Plang Sophal, deputy prosecutor and Phnom Penh municipal court spokesperson, could not be reached for comment.

A man who answered a phone number listed for Rin Chhay pawnshop said he was the nephew of the company’s owner Hay Vanrin, and referred questions to the pawnshop’s lawyer Ly Tith Bonamy. 

Bonamy claimed Setha had signed a contract with the pawnshop guaranteeing repayment through checks but had committed fraud in two ways because he did not have money in his bank account and used land titles for properties he did not own. (Setha’s lawyer said his client is the owner of all five properties).

Bonamy claimed the 2018 fraud complaint had only focused on the land titles and the 2019 complaint filed by the pawnshop related to the checks.

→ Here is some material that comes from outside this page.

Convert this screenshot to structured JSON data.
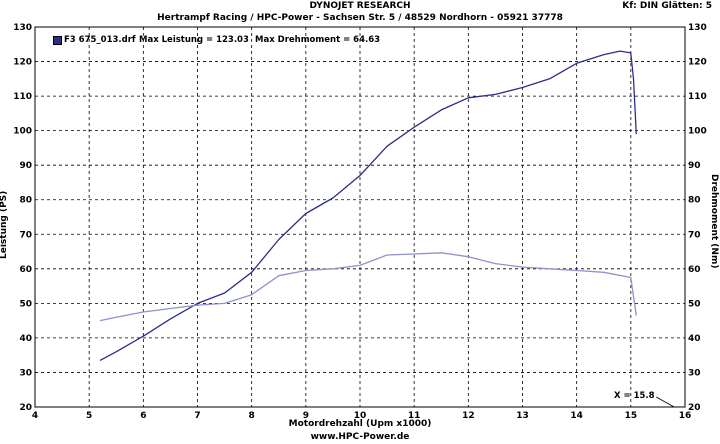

A 2018 Fresh News article about the fraud complaint mentions land titles but not checks. 

“It’s a new case related to issuing checks without money and my client filed a complaint in 2019 accusing [Setha] of failing to follow obligations to negotiable instruments and payment transactions,” Tith Bonamy said. “It is a different offense.”

Touch Than, secretary general at the Khmer Kampuchea Krom Community, an association supporting ethnic Khmer originating from Vietnam’s Mekong Delta, confirmed that Setha pawned land titles for five properties used by the association. He said he did know how the money was used.

All the properties had land titles in Setha’s name, Than said.

“We didn’t object because he had just temporarily used them [pawned the land titles], and we never thought they [the pawnshop] would file a complaint,” Than said. “No community members complained.”

If there was truly an issue then the court should have detained Setha after the pawnshop’s complaint was originally filed in 2019 or else the pawnshop could have claimed the land titles in their possession to complete the payment, Than said.

Bonamy, the pawnshop lawyer, said he could not provide further comment: “I can’t detail the case because it is under court investigation.”